When you do this, you're guaranteed that the resulting graph is acyclic.


The only decent option other than graphviz that I've found for visualizing DAGs is OGDF: http://amber-v7.cs.tu-dortmund.de/doku.php/start

Everything else tends to be force-directed which just doesn't work very well.


I've had good luck with https://github.com/OpenKieler/elkjs


The edges in examples in README don't have any direction. As such, how can this be a directed graph visualization?


All these graph layout algorithms should ideally be run on the backend. Most of these js libraries are missing the point in trying to run layout in Javascript on the frontend. If you have a huge graph, you can't view all of it at once anyways and you're viewing a subset of it any 1 moment.

So the ideal library should be running the layout on the backend and the frontend should be plain dummy, simply showing each graph node at the position co-ordinate sent from the back-end.


Then you sacrifice the potential for fluid dynamic layouts. Everyone is walking around with portable supercomputers. May as well use them.


We find that is ok if you build it right for the bulk of business settings. The intuition is that if you can do youtube, streaming layout updates should not be a problem.

I would agree that building a distributed architecture that achieves this is a distraction for most solutions- oriented teams. Before you get to the benefits, most/all teams would drown from the complexity.


You're missing the point by thinking only of your specific use case of huge graphs.

Client side interactivity without network delay is a valid use case for these libs. Client side encrypted data also.


Most humans can't make much sense of anything more than 50-100 node graph at a time. At a graph size of containing 50-100 nodes or lesser which is a rather small graph, huge variety of graph algorithms are not very helpful. These libraries are good to experiment with each layout algorithm but ultimately a graph analysis most of the time involves exploration and querying, like a repl and making sense of that. Most frontend js libraries will not be helpful in doing that.

It's a surprise that there is no robust backend library that does graph layout.

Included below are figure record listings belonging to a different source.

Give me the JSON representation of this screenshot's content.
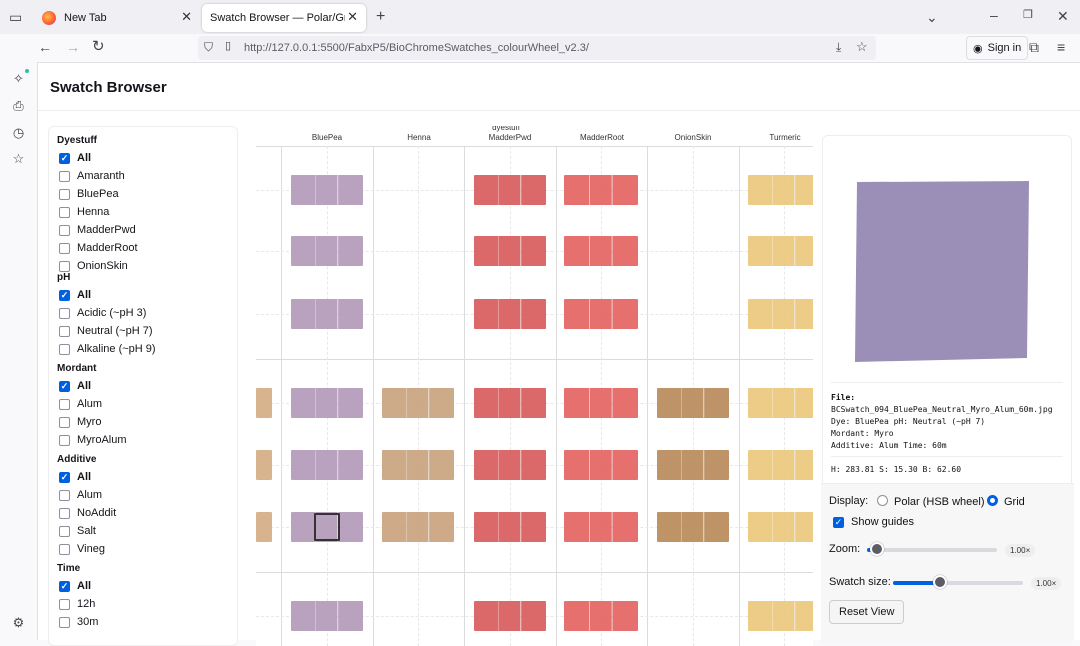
{
  "browser": {
    "tabs": [
      {
        "title": "New Tab"
      },
      {
        "title": "Swatch Browser — Polar/Grid + Filte"
      }
    ],
    "url": {
      "host": "http://127.0.0.1",
      "rest": ":5500/FabxP5/BioChromeSwatches_colourWheel_v2.3/"
    },
    "signin": "Sign in"
  },
  "page": {
    "title": "Swatch Browser"
  },
  "filters": {
    "groups": [
      {
        "title": "Dyestuff",
        "items": [
          [
            "All",
            true
          ],
          [
            "Amaranth",
            false
          ],
          [
            "BluePea",
            false
          ],
          [
            "Henna",
            false
          ],
          [
            "MadderPwd",
            false
          ],
          [
            "MadderRoot",
            false
          ],
          [
            "OnionSkin",
            false
          ]
        ]
      },
      {
        "title": "pH",
        "items": [
          [
            "All",
            true
          ],
          [
            "Acidic (~pH 3)",
            false
          ],
          [
            "Neutral (~pH 7)",
            false
          ],
          [
            "Alkaline (~pH 9)",
            false
          ]
        ]
      },
      {
        "title": "Mordant",
        "items": [
          [
            "All",
            true
          ],
          [
            "Alum",
            false
          ],
          [
            "Myro",
            false
          ],
          [
            "MyroAlum",
            false
          ]
        ]
      },
      {
        "title": "Additive",
        "items": [
          [
            "All",
            true
          ],
          [
            "Alum",
            false
          ],
          [
            "NoAddit",
            false
          ],
          [
            "Salt",
            false
          ],
          [
            "Vineg",
            false
          ]
        ]
      },
      {
        "title": "Time",
        "items": [
          [
            "All",
            true
          ],
          [
            "12h",
            false
          ],
          [
            "30m",
            false
          ]
        ]
      }
    ]
  },
  "grid": {
    "axis_label": "dyestuff",
    "columns": [
      "BluePea",
      "Henna",
      "MadderPwd",
      "MadderRoot",
      "OnionSkin",
      "Turmeric"
    ],
    "colors": {
      "BluePea": "#b39ab9",
      "Henna": "#c9a27e",
      "MadderPwd": "#d85c5c",
      "MadderRoot": "#e46462",
      "OnionSkin": "#b98a5a",
      "Turmeric": "#ebc77c",
      "left": "#d8b48e"
    }
  },
  "preview": {
    "swatch_color": "#9b8fb8",
    "file_label": "File:",
    "file": "BCSwatch_094_BluePea_Neutral_Myro_Alum_60m.jpg",
    "line_dye": "Dye: BluePea pH: Neutral (~pH 7)",
    "line_mordant": "Mordant: Myro",
    "line_additive": "Additive: Alum Time: 60m",
    "hsb": "H: 283.81 S: 15.30 B: 62.60"
  },
  "controls": {
    "display_label": "Display:",
    "polar_label": "Polar (HSB wheel)",
    "grid_label": "Grid",
    "guides_label": "Show guides",
    "zoom_label": "Zoom:",
    "zoom_value": "1.00×",
    "zoom_fraction": 0.08,
    "size_label": "Swatch size:",
    "size_value": "1.00×",
    "size_fraction": 0.36,
    "reset_label": "Reset View"
  }
}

You can run d3 on the backend with node. It shouldn't be too difficult using it with a layout to constrain the potential visualization to a more comprehensible data set.

There's even a d3-node package available to generate a static SVG or png.

[edit]

Additionally, grouping or binning the data may be something to consider when dealing with a visualization with 100+ nodes. Never tried that with DAG datasets, not sure how that would work, but it's interesting to think about.


Graphviz can easily be used as a backend layout system to output SVG or PNG. It's just not very interactive; you can do mouseover annotations but you can't drag nodes around.


Yep, that's how we architected Graphistry, and then some. GPUs frontend for rendering, GPUs backend for layout, analytics, etc.

Also agreed on subsets. About 1-10M nodes can still work in the frontend (and we're pushing upper end of that). But around 100K-1M nodes, more about seamless & interactive abstractions... and reinforces why integration w/ smart backend matters.